Он утомлен и недоволен тягостными и бесплодными препирательствами с городничими, исправниками, стряпчими и прочим уездным «начальством», копанием в отчетах, донесениях, справках, чаще всего — бестолковых, бессмысленных, никому не нужных. Его возмущал и злил один вид уездных обывателей, какие-то глупо-любопытные и одновременно равнодушные взгляды, бросаемые на него, губернского чиновника: постороннему здесь, в этих забытых богом палестинах, делать нечего, а потому и приезжать-то незачем. А он между тем едет, ревизует, учиняет нагоняи, а то и под суд отдает. Он никак не может отделаться от удручающего впечатления, которое оставил последний пункт его командировки — уездный город Глазов. «Типичный городок северо-востока. Два, три каменных здания, остальные все деревянные. В центре полукруглая площадь, лавки, навесы, старенькая церковь, очевидно пришедшая в негодность...» Быстрая речка Чепца, крутой излучиной впадающая в площадь в самом центре города. Тишина... непробудная, вековая, стихийная... Таким увидел Глазов — «ненастоящий», какой-то призрачный, ненужный город — Короленко, оказавшийся там через четверть века после Салтыкова. Время здесь как будто стояло на месте...

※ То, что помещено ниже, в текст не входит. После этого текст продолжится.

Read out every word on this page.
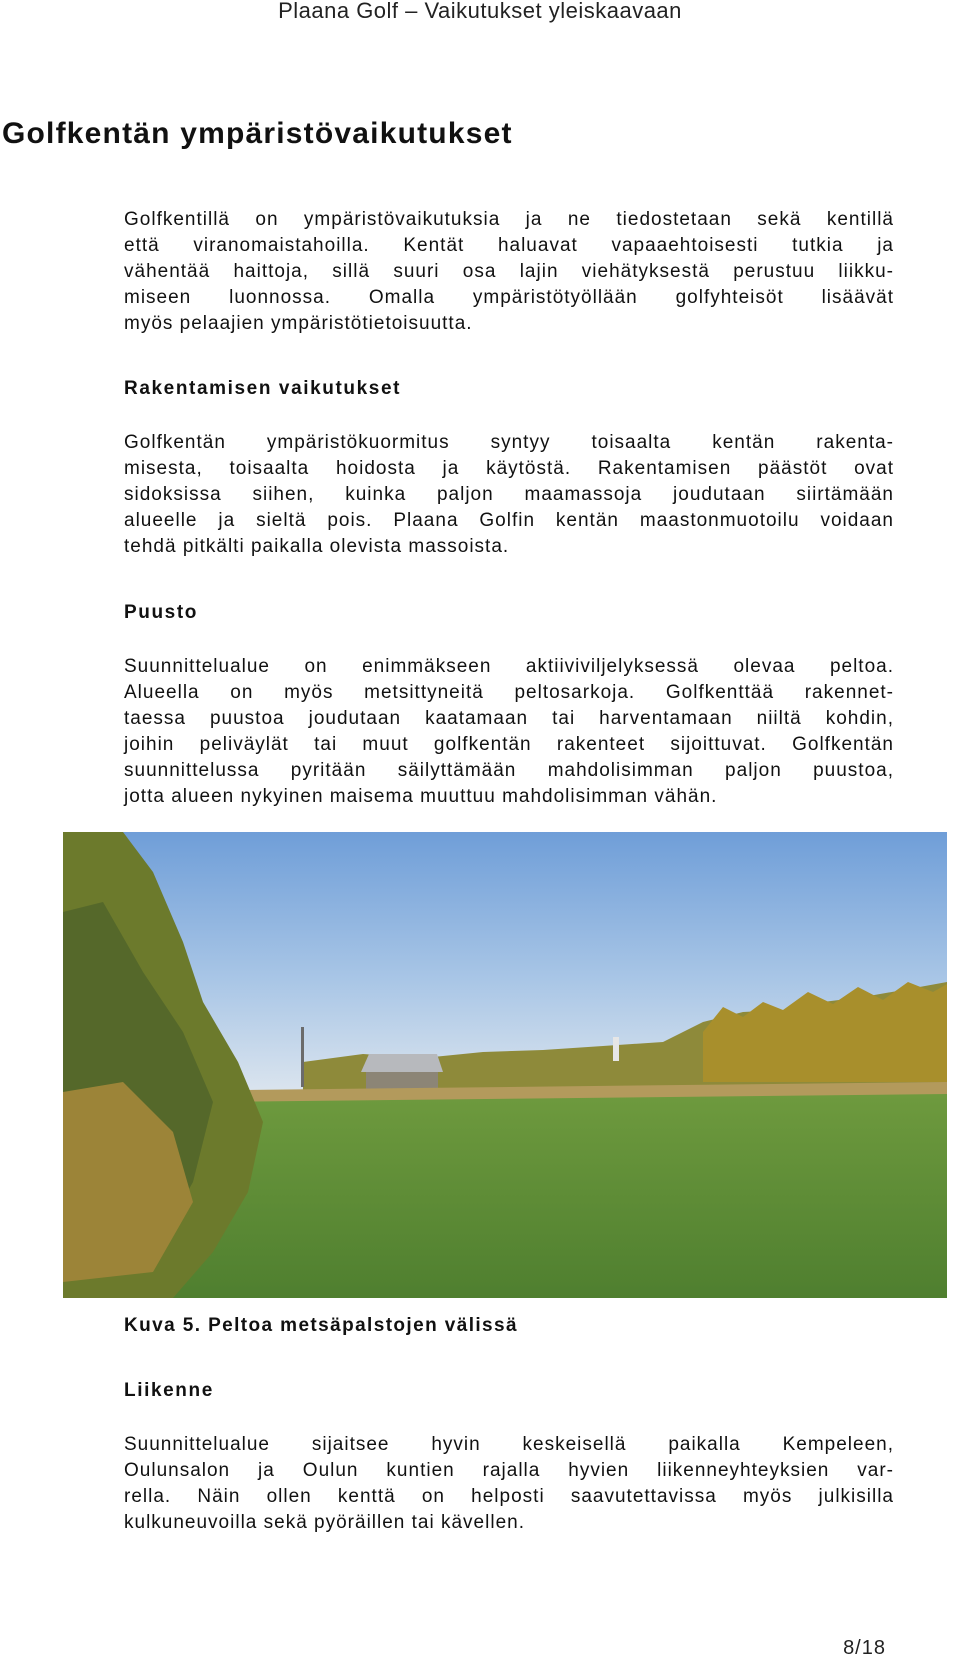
Plaana Golf – Vaikutukset yleiskaavaan
Golfkentän ympäristövaikutukset

Golfkentillä on ympäristövaikutuksia ja ne tiedostetaan sekä kentillä
että viranomaistahoilla. Kentät haluavat vapaaehtoisesti tutkia ja
vähentää haittoja, sillä suuri osa lajin viehätyksestä perustuu liikku-
miseen luonnossa. Omalla ympäristötyöllään golfyhteisöt lisäävät
myös pelaajien ympäristötietoisuutta.

Rakentamisen vaikutukset

Golfkentän ympäristökuormitus syntyy toisaalta kentän rakenta-
misesta, toisaalta hoidosta ja käytöstä. Rakentamisen päästöt ovat
sidoksissa siihen, kuinka paljon maamassoja joudutaan siirtämään
alueelle ja sieltä pois. Plaana Golfin kentän maastonmuotoilu voidaan
tehdä pitkälti paikalla olevista massoista.

Puusto

Suunnittelualue on enimmäkseen aktiiviviljelyksessä olevaa peltoa.
Alueella on myös metsittyneitä peltosarkoja. Golfkenttää rakennet-
taessa puustoa joudutaan kaatamaan tai harventamaan niiltä kohdin,
joihin peliväylät tai muut golfkentän rakenteet sijoittuvat. Golfkentän
suunnittelussa pyritään säilyttämään mahdolisimman paljon puustoa,
jotta alueen nykyinen maisema muuttuu mahdolisimman vähän.

Kuva 5. Peltoa metsäpalstojen välissä
Liikenne

Suunnittelualue sijaitsee hyvin keskeisellä paikalla Kempeleen,
Oulunsalon ja Oulun kuntien rajalla hyvien liikenneyhteyksien var-
rella. Näin ollen kenttä on helposti saavutettavissa myös julkisilla
kulkuneuvoilla sekä pyöräillen tai kävellen.

8/18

Он измучен долгими кочевьями по неоглядному раздолью родной, но часто столь неприветной, сумрачной равнины. На десятки и сотни верст раскинулась эта равнина «окрест, ничем не намекая на присутствие человека, ни на чем не представляя следов работы его, кроме узкой и исковерканной дороги, но и та как будто не человеческим рукам обязана своим существованием, а проложена пустынным медведем, когда-то просекавшим здесь путь сквозь чащу лесную. Однообразная картина непросветного леса, бесконечно протянувшегося по обе стороны дороги, неизвестно откуда берущиеся лесные звуки, так чутко и отчетливо перекатываемые эхом из одного конца леса в другой, полумрак, в котором, словно в тумане, утопают очертания дерев, — все это, вместе взятое, действует на нервы раздражительно». Страшная власть могучей природы рождает в душе какой-то безотчетный страх, с которым напрасно борется рассудок. Напуганному воображению чудятся великаны, страшные звери, а вот баба-яга скачет в каменной ступе, погоняя железным пестом, соловей-разбойник пускает шип по-змеиному... Скорей, скорей — к людям: «жгучее, тоскливое нетерпение охватывает всем существом...» Проехав многие и многие бесконечные версты «по лесистой, почти безлюдной пустыне, испытав на своих боках всевозможные роды почв, начиная от сыпучих песков и кончая болотами с непременною их принадлежностью, мучительным мостовником, приятно сказать себе: скоро конец дорожным страданиям, конец ужасной, изнимающей душу телеге, конец уединенным станционным домикам, около которых вьются тучи комаров! Скоро город — и в нем приют» («Тихое пристанище»). Это были те немногие сладкие минуты возвращения, когда и постылая Вятка казалась чуть ли не домом родным, приютом радости, отдохновения и покоя. Открывалась та великолепная панорама города, которую с любовью описал он потом во «Введении» к «Губернским очеркам».